BACKGROUND OF THE INVENTION
Several scientific or patent publications are referenced in this patent application to describe the state of the art to which the invention pertains. Each of these publications is incorporated by reference herein, in its entirety.
A coordination and balance between cell proliferation and cell death is critical for normal development and homeostasis of tissues and organs. Abnormalities in either of these processes may cause tissue atrophy or hypertrophy, either of which can lead to cancer, autoimmune disease or degenerative disorders.

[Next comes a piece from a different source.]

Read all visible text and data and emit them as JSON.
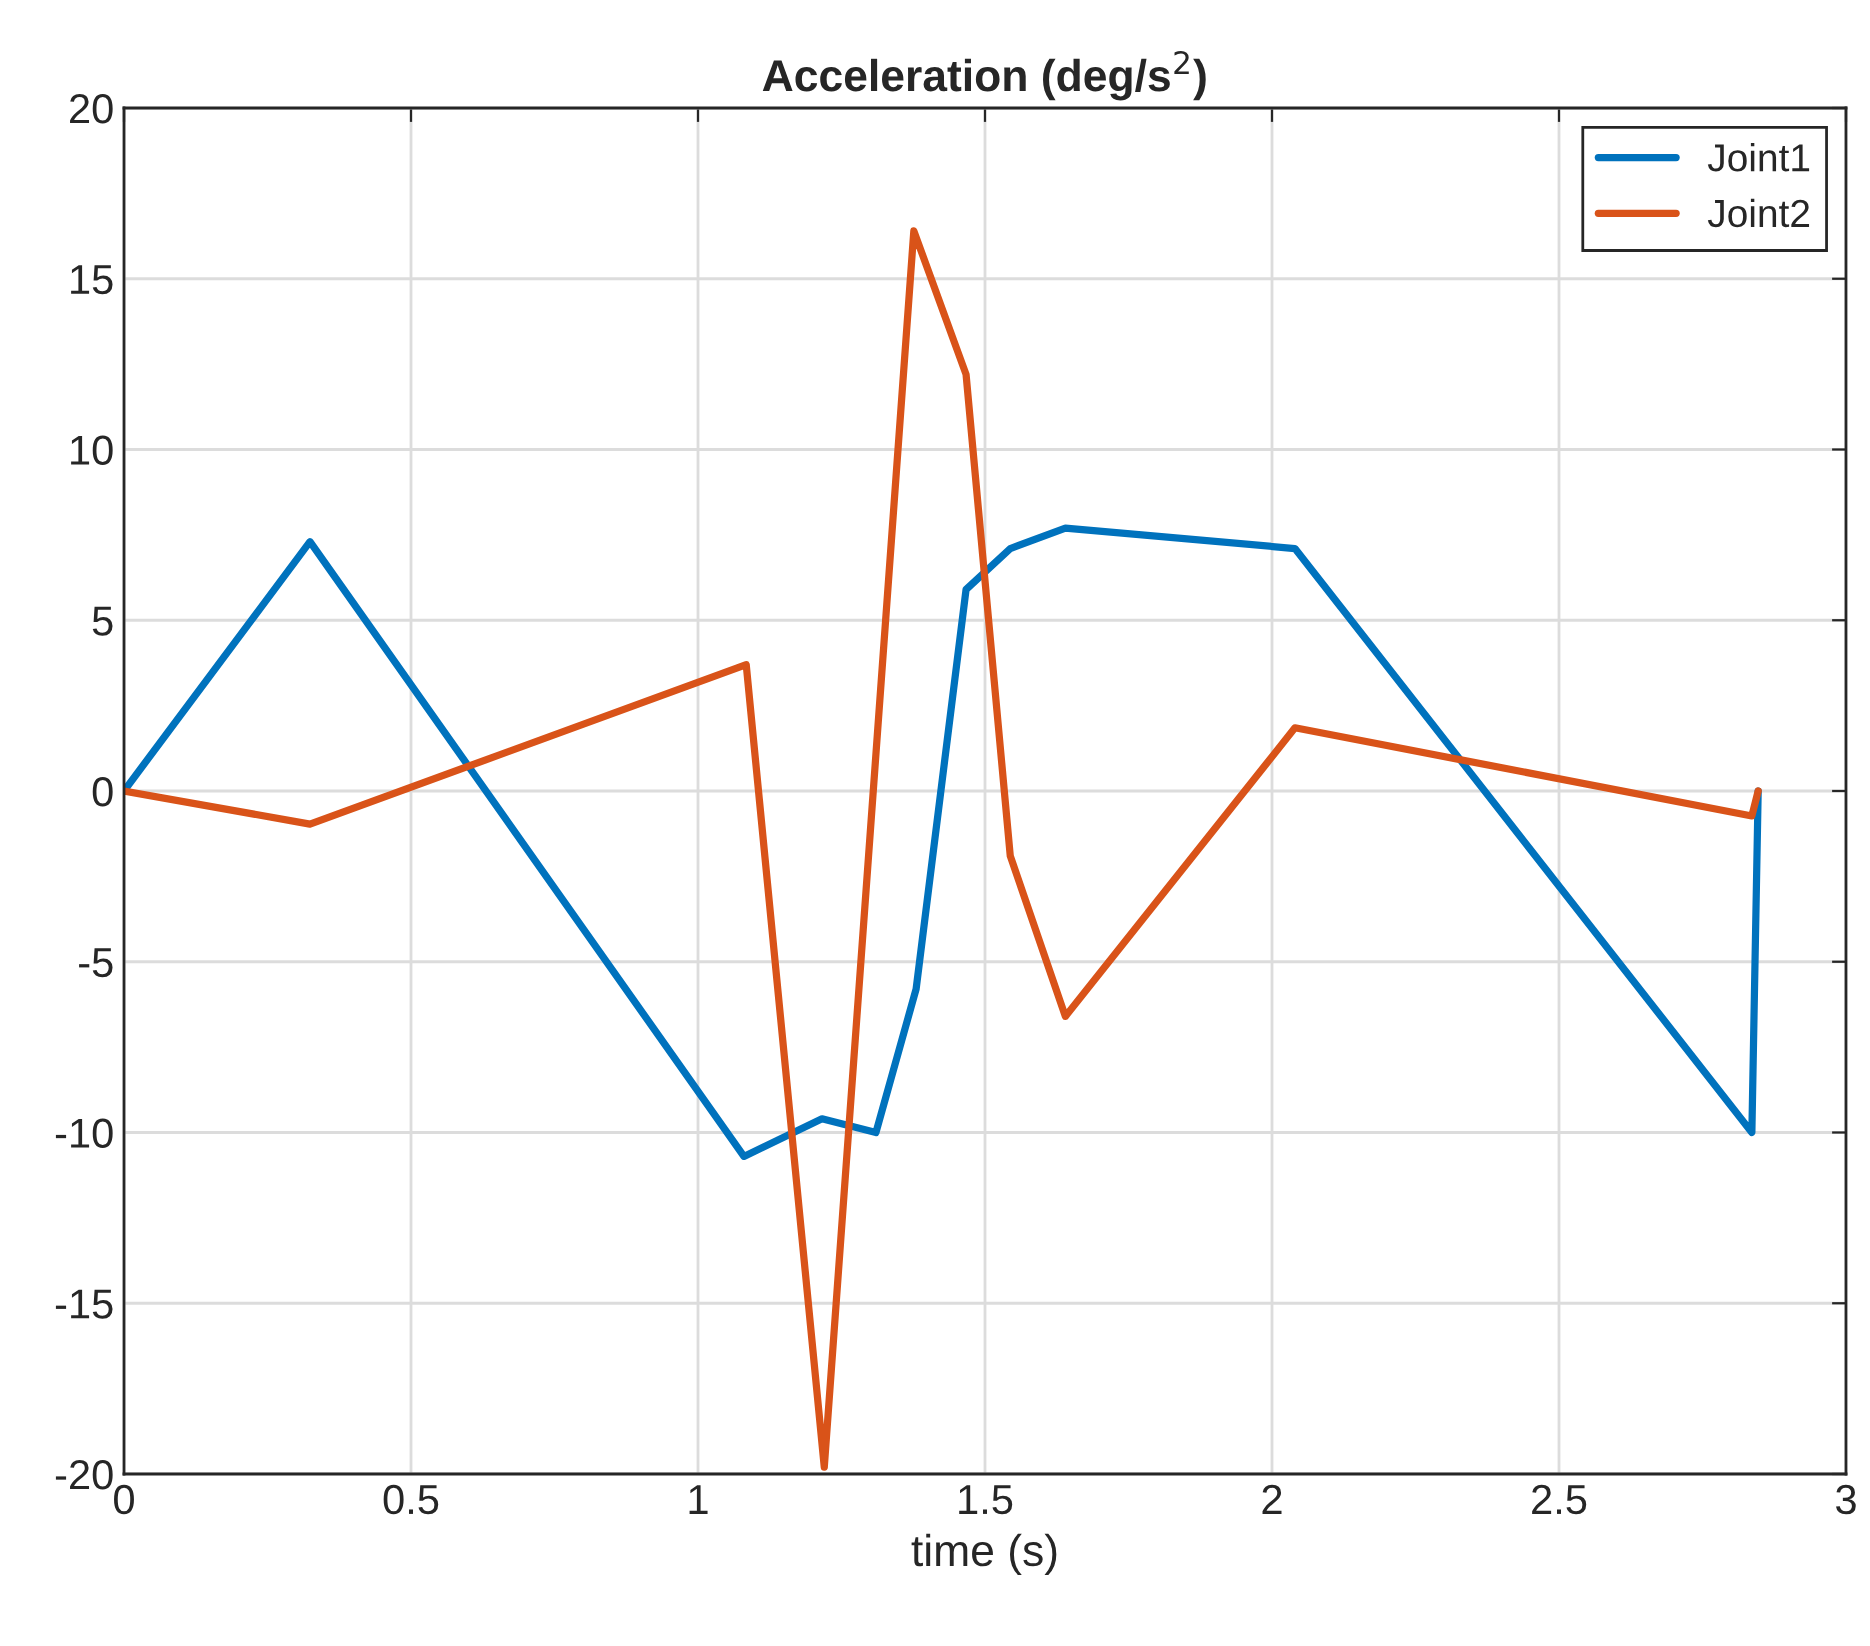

It is becoming increasingly apparent that the processes of cellular proliferation and programmed cell death, i.e., apoptosis, are linked by many common signaling mechanisms. Thus, up-regulation of one process may be accompanied by down-regulation of the other, leading to the ultimate expression of a disease state or pathological condition. For instance, increased cell cycling due to overexpression of the c-myc oncogene and reduced apoptosis due to bcl-2 oncogene deregulation are two factors observed in the development of lymphomas and mammary tumorigenesis.
A variety of disease states and other pathological conditions are linked to dysregulated apoptosis in a particular tissue or organ. These include, for example, general conditions related to tissue rejection, immune/inflammatory responses, ischemia and injury, cardiovascular diseases such as dilated or ischemic cardiomyopathy, myocarditis and atherosclerosis, neurodegenerative disorders such as ALS, Alzheimer's disease, Parkinson's disease and retinal degeneration, hepatic and pancreatic disorders related to viral infection or alcohol consumption, which can lead to development of insulin-dependent diabetes mellitus or infection with certain viruses, such as adenoviruses, influenzaviruses and human immunodeficiency virus.
Additionally, a variety of cell proliferative diseases and disorders are linked to dysregulated apoptosis. These include, for example, psoriasis, lupus and other autoimmune conditions such as Crohn's disease, Hashimoto's thyroiditis and arthritis, infection with certain viruses, such as human papillomavirus, Epstein-Barr virus and herpes simplex virus; as well as a variety of cancers, including mammary carcinomas, lymphomas cervical and ovarian cancers, and neuroblastomas. As mentioned above, such proliferative deseases may be marked by a decrease in apoptosis in the affected tissue or organ, and may also be identified by up-regulation of enzymes and signaling molecules involved in cell growth or cell cycling.
Clearly, the apoptotic status of a particular tissue is relevant to the diagnosis and prognosis of type and severity of a wide variety of diseases or physiological conditions. Moreover, the efficacy of a selected therapeutic regime for treating such disease may be evaluated by assessing the apoptotic status of the tissue. For this reason, morphological and biochemical markers of apoptosis and mitosis are of great interest to investigators in their attempts to devise clinically relevant diagnostic and prognostic indicators of disease status in a patient.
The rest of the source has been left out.